R. R. DONNELLY & Sons' decision to open a book-printing plant west of Salem is good news for Roanoke County, for the Roanoke Valley and for the region beyond.
For the region, the good news is the promise of jobs paying $9 to $17 an hour. The Chicago-based company is to employ 175 at the new plant by the end of 1997, with the possibility of someday employing as many as 750.
For the valley, the good news is the pending arrival of a Fortune 500 corporate citizen, with an established history of profitable growth and a clean environmental record. Donnelly's planned two-phase capital investment of $102 million should boost the valley's economy, which is a single entity even if the valley's local governments are not.
For the county, the good news is tax-base expansion. In bedroom communities like the county, with its thousands of residents commuting to work daily in other localities, mainly Roanoke city, this is no small matter. Residential real estate, unlike commercial and industrial, typically costs more in services than it yields in taxes. The new Donnelly plant will nudge the tax-base ratio a bit in the industrial direction.
Credit the work of local and regional economic-development officials and of Gov. George Allen, whose administration has brought new vigor to the jobs recruitment effort. Credit, too, the availability of a prepared site in the county-owned Valley Techpark and an incentives package that helped make the difference. Land availability and incentives are both tricky issues that in this instance worked out - but that raise caution flags for the future.

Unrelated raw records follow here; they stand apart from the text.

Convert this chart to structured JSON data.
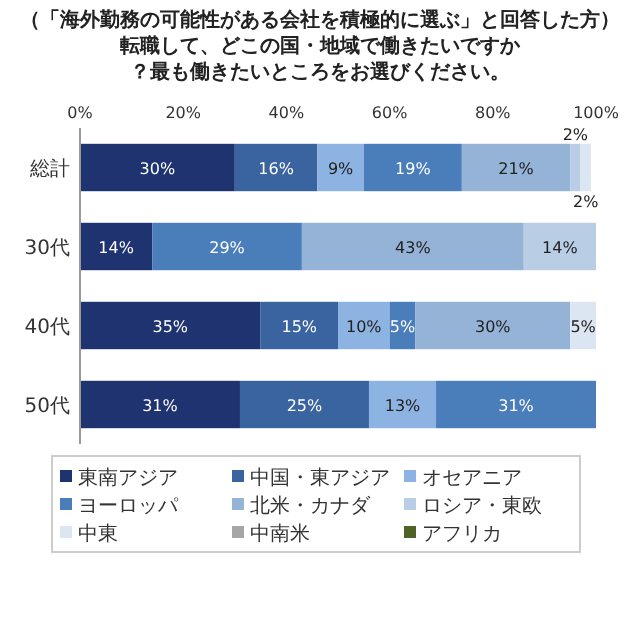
{
  "chart_data": {
    "type": "bar",
    "orientation": "horizontal",
    "stacked": true,
    "title": "（「海外勤務の可能性がある会社を積極的に選ぶ」と回答した方）",
    "subtitle": "転職して、どこの国・地域で働きたいですか？最も働きたいところをお選びください。",
    "categories": [
      "総計",
      "30代",
      "40代",
      "50代"
    ],
    "xlim": [
      0,
      100
    ],
    "xticks": [
      {
        "value": 0,
        "label": "0%"
      },
      {
        "value": 20,
        "label": "20%"
      },
      {
        "value": 40,
        "label": "40%"
      },
      {
        "value": 60,
        "label": "60%"
      },
      {
        "value": 80,
        "label": "80%"
      },
      {
        "value": 100,
        "label": "100%"
      }
    ],
    "grid": false,
    "legend": "bottom",
    "series": [
      {
        "name": "東南アジア",
        "color": "#1f3370",
        "values": [
          30,
          14,
          35,
          31
        ],
        "value_labels": [
          "30%",
          "14%",
          "35%",
          "31%"
        ]
      },
      {
        "name": "中国・東アジア",
        "color": "#3a64a0",
        "values": [
          16,
          null,
          15,
          25
        ],
        "value_labels": [
          "16%",
          null,
          "15%",
          "25%"
        ]
      },
      {
        "name": "オセアニア",
        "color": "#8db3e2",
        "values": [
          9,
          null,
          10,
          13
        ],
        "value_labels": [
          "9%",
          null,
          "10%",
          "13%"
        ]
      },
      {
        "name": "ヨーロッパ",
        "color": "#4a7ebb",
        "values": [
          19,
          29,
          5,
          31
        ],
        "value_labels": [
          "19%",
          "29%",
          "5%",
          "31%"
        ]
      },
      {
        "name": "北米・カナダ",
        "color": "#95b3d7",
        "values": [
          21,
          43,
          30,
          null
        ],
        "value_labels": [
          "21%",
          "43%",
          "30%",
          null
        ]
      },
      {
        "name": "ロシア・東欧",
        "color": "#b9cde5",
        "values": [
          2,
          14,
          null,
          null
        ],
        "value_labels": [
          "2%",
          "14%",
          null,
          null
        ]
      },
      {
        "name": "中東",
        "color": "#dce6f2",
        "values": [
          2,
          null,
          5,
          null
        ],
        "value_labels": [
          "2%",
          null,
          "5%",
          null
        ]
      },
      {
        "name": "中南米",
        "color": "#a6a6a6",
        "values": [
          null,
          null,
          null,
          null
        ],
        "value_labels": [
          null,
          null,
          null,
          null
        ]
      },
      {
        "name": "アフリカ",
        "color": "#4f6228",
        "values": [
          null,
          null,
          null,
          null
        ],
        "value_labels": [
          null,
          null,
          null,
          null
        ]
      }
    ]
  }
}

The site has been earmarked for industry at least since 1990, when it looked for a while as if Allied Signal would build an automobile disc-brake factory there. But new industrial sites in the county may prove harder to come by. Already, county residents are resisting suggested rezonings lest they bring unwanted industrial intrusions into rural and residential areas.
They may have cause to resist. But the implications of relying on a residential tax base also should be recognized: acceptance of higher taxes, of downgraded county services - or, to escape the dilemma, of a strategic, more intimate relationship and joint planning with other localities, especially Roanoke city, than merely the ad hoc cooperation that now prevails.
The region, not just the county, needs ready sites to attract investment and jobs. Revenue calculations, too, would be better if made regionally.
As localities and states compete for jobs, incentives have become de rigeur - though they raise uncomfortable questions about the proper role of government in influencing marketplace decisions, about who gets subsidized and who doesn't. The most questionable portions of this transaction are the state's tax credit of $190,000 and the county's donation of the land, with an assessed value of $612,500, for the plant.
The credit, however, is one-time-only, and the land reverts to county ownership if Donnelly backs out. The bulk of the subsidy is for infrastructure improvements and assistance in worker training - items that are traditionally within government's purview, and that add to the county's physical and human-resource capital, not just Donnelly's.
Meanwhile, don't forget that Donnelly officials also cited as factors in their decision the Roanoke Valley's location, capable work force, reasonable costs of doing business and quality of life. In the long run, such items of general and regional benefit do most to sustain a healthy economy.